É possível. Até 1905, a Coreia viveu isolada do mundo, numa sociedade medieval, sendo chamada de Reino Eremita. Muita coisa que se vê hoje na Coreia do Norte não foi invenção desse regime. De algum modo foi a volta a uma situação que existia até 1905. A partir daquele ano, a Coreia passou a ser um protetorado do Japão. É complicado falar de democracia em um país que até 1905 foi feudal, depois passou por 40 anos de ocupação brutal por parte dos japoneses e depois adotou um regime de inspiração stalinista.

Esse país nunca teve um histórico de democracia e de liberdade. Claro que as coisas mudam. É só ver o caso da Alemanha e do Japão depois da guerra. A própria Coreia do Sul aprendeu a ser democrática.

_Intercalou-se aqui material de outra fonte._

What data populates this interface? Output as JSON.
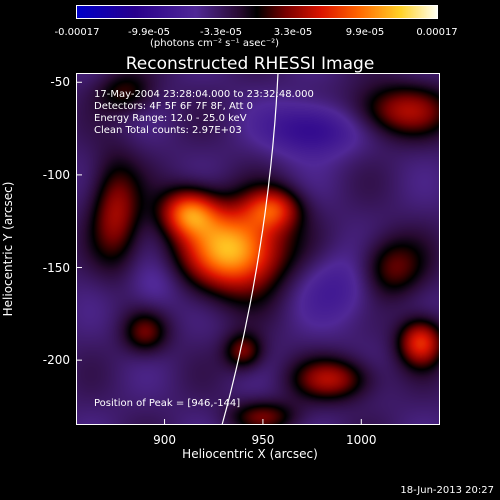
{
  "chart_data": {
    "type": "heatmap",
    "title": "Reconstructed RHESSI Image",
    "xlabel": "Heliocentric X (arcsec)",
    "ylabel": "Heliocentric Y (arcsec)",
    "xlim": [
      855,
      1040
    ],
    "ylim": [
      -235,
      -45
    ],
    "xticks": [
      "900",
      "950",
      "1000"
    ],
    "yticks": [
      "-50",
      "-100",
      "-150",
      "-200"
    ],
    "colorbar": {
      "ticks": [
        "-0.00017",
        "-9.9e-05",
        "-3.3e-05",
        "3.3e-05",
        "9.9e-05",
        "0.00017"
      ],
      "unit": "(photons cm⁻² s⁻¹ asec⁻²)",
      "range": [
        -0.00017,
        0.00017
      ]
    },
    "annotations": {
      "time": "17-May-2004 23:28:04.000 to 23:32:48.000",
      "detectors": "Detectors: 4F 5F 6F 7F 8F, Att 0",
      "energy": "Energy Range: 12.0 - 25.0 keV",
      "method": "Clean    Total counts: 2.97E+03",
      "peak": "Position of Peak = [946,-144]"
    },
    "peak": [
      946,
      -144
    ],
    "blobs": [
      {
        "x": 935,
        "y": -140,
        "sx": 18,
        "sy": 16,
        "v": 0.00017
      },
      {
        "x": 912,
        "y": -120,
        "sx": 10,
        "sy": 9,
        "v": 0.00012
      },
      {
        "x": 955,
        "y": -118,
        "sx": 10,
        "sy": 8,
        "v": 9e-05
      },
      {
        "x": 875,
        "y": -120,
        "sx": 9,
        "sy": 20,
        "v": 8e-05
      },
      {
        "x": 1020,
        "y": -65,
        "sx": 18,
        "sy": 10,
        "v": 8e-05
      },
      {
        "x": 1015,
        "y": -150,
        "sx": 12,
        "sy": 12,
        "v": 7e-05
      },
      {
        "x": 1030,
        "y": -190,
        "sx": 8,
        "sy": 9,
        "v": 0.00011
      },
      {
        "x": 985,
        "y": -210,
        "sx": 14,
        "sy": 8,
        "v": 8e-05
      },
      {
        "x": 940,
        "y": -195,
        "sx": 7,
        "sy": 7,
        "v": 7e-05
      },
      {
        "x": 890,
        "y": -185,
        "sx": 8,
        "sy": 8,
        "v": 6e-05
      },
      {
        "x": 950,
        "y": -230,
        "sx": 12,
        "sy": 6,
        "v": 6e-05
      },
      {
        "x": 880,
        "y": -55,
        "sx": 10,
        "sy": 8,
        "v": 5e-05
      },
      {
        "x": 975,
        "y": -75,
        "sx": 16,
        "sy": 10,
        "v": -7e-05
      },
      {
        "x": 990,
        "y": -160,
        "sx": 16,
        "sy": 14,
        "v": -4e-05
      },
      {
        "x": 895,
        "y": -160,
        "sx": 10,
        "sy": 10,
        "v": -3e-05
      }
    ]
  },
  "footer": {
    "stamp": "18-Jun-2013 20:27"
  }
}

Uma das perguntas é por que o país não adota reformas, como a China ou o Vietnã, onde o partido comunista continua no poder, mas liberaliza a economia. Isso não se repetiu por causa das sanções. No caso da China, o Ocidente investiu pesadamente a partir dos anos 70 e 80. Isso mudou o país. Não é essa a situação na Coreia do Norte. Quem vai querer investir lá sob sanções?

Tendo a concordar com os analistas que dizem que, ao tratar da questão norte-coreana, os países se fixaram na questão nuclear e deixaram de perceber certas tendências e movimentos, coisas que podem efetivamente mudar o regime, como a transformação da economia. Se houvesse a possibilidade de empresas ocidentais investirem na Coreia do Norte, isso ajudaria o país a mudar.

O senhor chegou a observar mudanças na Coreia do Norte enquanto serviu no país?

Pude ver um pouco da Coreia do Norte por dentro. Digo um pouco porque há grandes limitações, começando até pelo contato com a população local, que é possível, mas é muito superficial. Eu não podia, por exemplo, convidar norte-coreanos para a minha casa. Mas nos quatro anos em que fiquei lá, notei algumas mudanças superficiais, que num conjunto podem ter algum significado. 

Por exemplo, eu ia ao clube só em determinados dias, reservados para os estrangeiros. Os outros dias eram para os locais. De repente, essa regra foi abolida, e tanto estrangeiros como locais passaram a poder ir à piscina ao mesmo tempo. E passou a ser normal algumas pessoas conversarem com você. O povo é muito simpático e hospitaleiro. Nos quatro anos que passei lá, sempre no governo de Kim-Jong-un, vi várias coisas que sinalizavam mudanças em relação ao governo do seu pai. Repito: são coisas que podem parecer banais, mas que no conjunto têm significado. Esse regime atual não é imutável. Ele tem sofrido mudanças. São pequenas, mas existem.